Canada therefore looks less like an isolated move and more like another step in a wider industrial push. BYD is already expanding production in Europe, with its first passenger-car factory in Hungary and a second plant planned in Turkey. At the same time, it continues to strengthen its position in Mexico, where it already has a major presence in the electrified vehicle market. Taken together, those moves show a company shifting from export-led growth to a broader model of global manufacturing presence.

There is also an older Canadian chapter in the background. In 2019, BYD opened an electric bus assembly operation in Newmarket, Ontario, and produced buses for the Toronto Transit Commission. But that project was later overshadowed by problems involving service, spare parts and technical support. For that reason, any new Canadian push in passenger vehicles would be watched not just as an expansion story, but as a test of how far BYD has moved beyond the weaknesses of its earlier local effort.

The wider business backdrop is also important. BYD entered 2026 with a weaker start in overall sales, yet exports remain central to its strategy. The company is targeting 1.3 million overseas vehicle sales this year and is leaning on new technology to support that ambition, including Blade Battery 2.0 and ultra-fast charging of up to 1,500 kW. After overtaking Tesla in global battery-electric vehicle sales in 2025, BYD no longer looks like a company making speculative promises from the edge of the market. It is acting from a position of scale.

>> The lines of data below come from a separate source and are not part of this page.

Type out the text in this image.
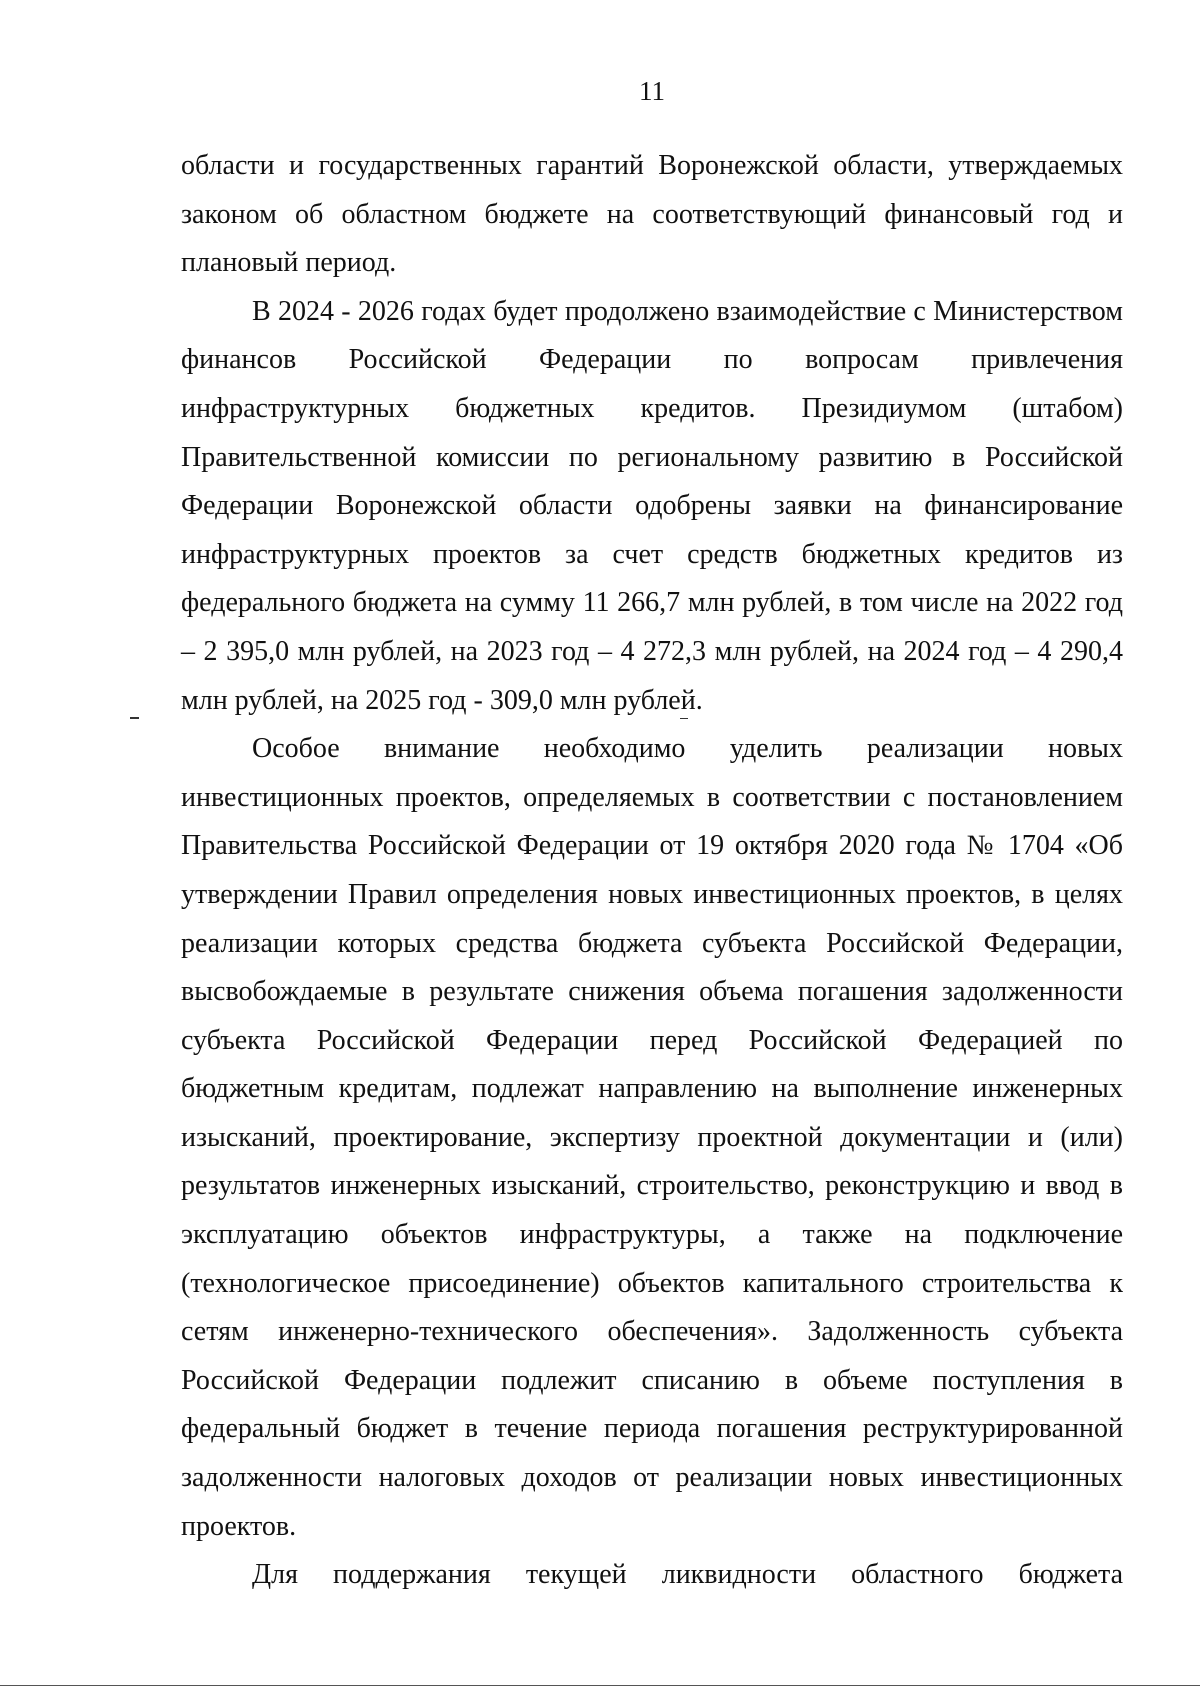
11

области и государственных гарантий Воронежской области, утверждаемых законом об областном бюджете на соответствующий финансовый год и плановый период.

В 2024 - 2026 годах будет продолжено взаимодействие с Министерством финансов Российской Федерации по вопросам привлечения инфраструктурных бюджетных кредитов. Президиумом (штабом) Правительственной комиссии по региональному развитию в Российской Федерации Воронежской области одобрены заявки на финансирование инфраструктурных проектов за счет средств бюджетных кредитов из федерального бюджета на сумму 11 266,7 млн рублей, в том числе на 2022 год – 2 395,0 млн рублей, на 2023 год – 4 272,3 млн рублей, на 2024 год – 4 290,4 млн рублей, на 2025 год - 309,0 млн рублей.

Особое внимание необходимо уделить реализации новых инвестиционных проектов, определяемых в соответствии с постановлением Правительства Российской Федерации от 19 октября 2020 года № 1704 «Об утверждении Правил определения новых инвестиционных проектов, в целях реализации которых средства бюджета субъекта Российской Федерации, высвобождаемые в результате снижения объема погашения задолженности субъекта Российской Федерации перед Российской Федерацией по бюджетным кредитам, подлежат направлению на выполнение инженерных изысканий, проектирование, экспертизу проектной документации и (или) результатов инженерных изысканий, строительство, реконструкцию и ввод в эксплуатацию объектов инфраструктуры, а также на подключение (технологическое присоединение) объектов капитального строительства к сетям инженерно-технического обеспечения». Задолженность субъекта Российской Федерации подлежит списанию в объеме поступления в федеральный бюджет в течение периода погашения реструктурированной задолженности налоговых доходов от реализации новых инвестиционных проектов.

Для поддержания текущей ликвидности областного бюджета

The United States remains the one market BYD is still avoiding, describing it as too complicated because of tariffs and regulatory barriers. That leaves Canada looking increasingly like the most realistic path into the North American region for Chinese automakers. If BYD ultimately moves ahead with a wholly owned plant or buys an existing asset, the development would say as much about the changing balance of power in the global auto industry as it would about one company’s next step.